Metformin suppresses hepatic glucose production, and is used as a first‐line oral antidiabetic agent for type 2 diabetes. Metformin might prevent a rise in anaplerosis/cataplerosis, as it suppresses Pck1 messenger ribonucleic acid levels in a concentration‐ and time‐dependent manner12. Indeed, Satapati et al.10 showed that metformin treatment reduces fasting hepatic gluconeogenesis by suppressing TCA flux and anaplorosis/cataplorosis in mice fed a HFD. Also, metformin reduced the hepatic expression of Tnfa and IL6 expressions in mice fed a HFD.

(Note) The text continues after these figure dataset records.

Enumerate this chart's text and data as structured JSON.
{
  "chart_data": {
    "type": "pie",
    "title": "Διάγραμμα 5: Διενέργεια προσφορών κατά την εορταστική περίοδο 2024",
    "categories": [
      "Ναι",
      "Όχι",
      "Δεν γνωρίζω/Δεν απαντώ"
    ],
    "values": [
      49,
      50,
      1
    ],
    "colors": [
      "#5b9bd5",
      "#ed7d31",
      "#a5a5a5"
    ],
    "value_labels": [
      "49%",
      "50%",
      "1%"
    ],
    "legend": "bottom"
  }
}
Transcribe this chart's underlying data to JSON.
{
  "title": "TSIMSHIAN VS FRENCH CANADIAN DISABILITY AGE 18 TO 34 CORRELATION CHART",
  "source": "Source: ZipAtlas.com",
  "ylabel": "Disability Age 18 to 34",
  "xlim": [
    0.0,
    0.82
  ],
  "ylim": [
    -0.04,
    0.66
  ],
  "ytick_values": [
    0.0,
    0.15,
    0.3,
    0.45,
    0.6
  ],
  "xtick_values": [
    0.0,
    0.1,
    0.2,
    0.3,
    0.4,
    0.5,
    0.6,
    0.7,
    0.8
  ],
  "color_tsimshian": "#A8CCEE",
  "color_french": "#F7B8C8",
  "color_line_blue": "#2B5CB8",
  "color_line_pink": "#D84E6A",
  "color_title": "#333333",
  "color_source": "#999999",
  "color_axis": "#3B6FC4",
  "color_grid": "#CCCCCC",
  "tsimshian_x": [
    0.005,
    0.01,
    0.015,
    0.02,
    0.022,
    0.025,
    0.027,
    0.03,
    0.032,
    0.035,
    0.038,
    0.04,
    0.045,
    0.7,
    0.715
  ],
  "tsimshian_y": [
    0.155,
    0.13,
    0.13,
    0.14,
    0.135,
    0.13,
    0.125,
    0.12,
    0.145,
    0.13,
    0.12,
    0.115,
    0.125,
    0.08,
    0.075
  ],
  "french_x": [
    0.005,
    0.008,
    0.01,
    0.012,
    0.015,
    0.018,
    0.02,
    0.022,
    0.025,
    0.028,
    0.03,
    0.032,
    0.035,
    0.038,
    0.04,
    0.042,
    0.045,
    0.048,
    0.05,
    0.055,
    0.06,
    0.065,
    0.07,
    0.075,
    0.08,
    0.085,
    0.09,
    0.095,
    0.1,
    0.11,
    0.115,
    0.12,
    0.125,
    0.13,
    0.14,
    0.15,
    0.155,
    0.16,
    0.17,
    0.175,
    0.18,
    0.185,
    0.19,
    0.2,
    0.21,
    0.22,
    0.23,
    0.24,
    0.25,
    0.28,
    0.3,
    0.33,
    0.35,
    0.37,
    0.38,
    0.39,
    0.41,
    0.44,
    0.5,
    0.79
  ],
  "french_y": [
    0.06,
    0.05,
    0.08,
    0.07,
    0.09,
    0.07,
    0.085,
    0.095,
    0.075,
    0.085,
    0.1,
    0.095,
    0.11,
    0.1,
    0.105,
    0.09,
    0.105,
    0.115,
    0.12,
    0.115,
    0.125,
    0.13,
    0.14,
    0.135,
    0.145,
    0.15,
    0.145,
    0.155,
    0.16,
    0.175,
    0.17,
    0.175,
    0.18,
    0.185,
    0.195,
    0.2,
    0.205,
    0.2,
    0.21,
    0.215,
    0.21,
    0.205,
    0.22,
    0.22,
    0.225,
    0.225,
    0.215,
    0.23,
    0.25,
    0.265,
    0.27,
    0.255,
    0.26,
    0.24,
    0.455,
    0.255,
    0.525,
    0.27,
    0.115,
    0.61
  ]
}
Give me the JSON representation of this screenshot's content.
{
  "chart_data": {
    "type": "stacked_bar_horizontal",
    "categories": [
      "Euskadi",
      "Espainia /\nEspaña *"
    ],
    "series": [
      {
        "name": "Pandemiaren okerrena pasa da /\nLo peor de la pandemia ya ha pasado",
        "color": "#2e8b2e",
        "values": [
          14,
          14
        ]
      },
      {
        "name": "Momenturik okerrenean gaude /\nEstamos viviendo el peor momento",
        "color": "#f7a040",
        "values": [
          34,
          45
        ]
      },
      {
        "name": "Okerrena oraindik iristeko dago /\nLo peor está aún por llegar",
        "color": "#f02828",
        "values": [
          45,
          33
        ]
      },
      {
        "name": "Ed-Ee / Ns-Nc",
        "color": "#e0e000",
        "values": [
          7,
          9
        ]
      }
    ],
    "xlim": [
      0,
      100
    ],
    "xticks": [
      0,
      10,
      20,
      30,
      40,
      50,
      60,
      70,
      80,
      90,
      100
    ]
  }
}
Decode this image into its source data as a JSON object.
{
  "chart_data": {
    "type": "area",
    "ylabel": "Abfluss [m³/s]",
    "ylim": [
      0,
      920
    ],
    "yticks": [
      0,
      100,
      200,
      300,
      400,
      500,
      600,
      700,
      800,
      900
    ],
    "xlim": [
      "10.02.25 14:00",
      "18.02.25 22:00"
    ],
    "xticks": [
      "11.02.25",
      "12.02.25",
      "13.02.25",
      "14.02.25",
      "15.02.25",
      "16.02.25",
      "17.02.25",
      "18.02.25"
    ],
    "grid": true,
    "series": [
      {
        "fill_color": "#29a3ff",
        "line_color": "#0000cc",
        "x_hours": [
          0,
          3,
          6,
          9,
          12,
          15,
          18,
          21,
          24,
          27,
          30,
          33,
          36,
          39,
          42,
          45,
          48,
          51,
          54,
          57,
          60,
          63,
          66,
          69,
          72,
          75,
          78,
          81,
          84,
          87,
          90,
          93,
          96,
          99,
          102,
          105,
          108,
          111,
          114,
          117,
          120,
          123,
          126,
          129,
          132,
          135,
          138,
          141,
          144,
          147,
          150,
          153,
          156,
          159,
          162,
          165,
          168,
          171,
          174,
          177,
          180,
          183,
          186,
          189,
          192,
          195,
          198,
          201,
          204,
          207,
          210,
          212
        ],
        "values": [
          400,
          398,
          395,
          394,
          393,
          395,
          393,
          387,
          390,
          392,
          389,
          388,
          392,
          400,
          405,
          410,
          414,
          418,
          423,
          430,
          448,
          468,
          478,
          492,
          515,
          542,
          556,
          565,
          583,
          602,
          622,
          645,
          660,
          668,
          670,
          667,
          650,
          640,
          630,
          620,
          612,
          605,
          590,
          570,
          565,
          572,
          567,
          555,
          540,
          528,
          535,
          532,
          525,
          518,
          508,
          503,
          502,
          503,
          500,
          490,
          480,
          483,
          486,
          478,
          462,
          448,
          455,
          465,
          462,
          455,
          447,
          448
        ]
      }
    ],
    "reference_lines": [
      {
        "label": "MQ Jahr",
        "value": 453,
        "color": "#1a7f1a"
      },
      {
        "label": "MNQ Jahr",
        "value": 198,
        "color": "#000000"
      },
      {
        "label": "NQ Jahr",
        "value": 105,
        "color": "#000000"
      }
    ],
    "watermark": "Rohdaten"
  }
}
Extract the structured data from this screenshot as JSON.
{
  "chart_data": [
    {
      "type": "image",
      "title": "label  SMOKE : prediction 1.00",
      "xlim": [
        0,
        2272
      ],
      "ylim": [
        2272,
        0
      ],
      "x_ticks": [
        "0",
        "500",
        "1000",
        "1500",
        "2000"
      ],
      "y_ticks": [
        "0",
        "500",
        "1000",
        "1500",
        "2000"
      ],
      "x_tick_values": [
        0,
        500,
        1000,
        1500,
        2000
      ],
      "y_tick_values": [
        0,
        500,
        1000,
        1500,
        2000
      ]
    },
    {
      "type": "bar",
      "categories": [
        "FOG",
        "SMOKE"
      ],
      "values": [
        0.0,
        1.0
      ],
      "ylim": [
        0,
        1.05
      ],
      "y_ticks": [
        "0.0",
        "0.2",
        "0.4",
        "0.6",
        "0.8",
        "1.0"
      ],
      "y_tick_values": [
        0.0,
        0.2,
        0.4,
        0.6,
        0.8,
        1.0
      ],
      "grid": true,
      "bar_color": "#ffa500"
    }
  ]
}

Finally, Satapati et al.10 examined the significance of oxidative metabolism in human NAFLD pathology. The histological NAFLD activity score of the human liver biopsy specimens correlated with oxygen consumption, indicating that activation of oxidative metabolism is associated with liver pathology in human NAFLD.

The Burgess et al.9, 10 linked mitochondrial oxidative metabolism, including amplified TCA cycle flux and anaplorosis/cataplerosis, to hepatic oxidative stress, inflammation and/or insulin resistance in mice infused with NEFA. Notably, substrate flux into ketogenesis is differently regulated in humans9 and mice10. How substrate flux is regulated still remains unclear. Metformin protects mice fed a HFD from oxidative stress and inflammation by reducing mitochondrial oxidative metabolism10. However, in a clinical setting, metformin seems unsatisfactory in ameliorating human NAFLD pathology13. Instead, they have proposed another candidate therapeutic target for reducing mitochondrial oxidative metabolism. Unexpectedly, inhibition of PEPCK protects HFD‐fed mice from oxidative stress and inflammation by reducing mitochondrial oxidative metabolism. As anaplerosis is elevated in people with NAFLD9, further studies are required to provide evidence of whether a PEPCK inhibitor is effective in ameliorating the pathology of NAFLD, including liver histology and insulin resistance, in humans.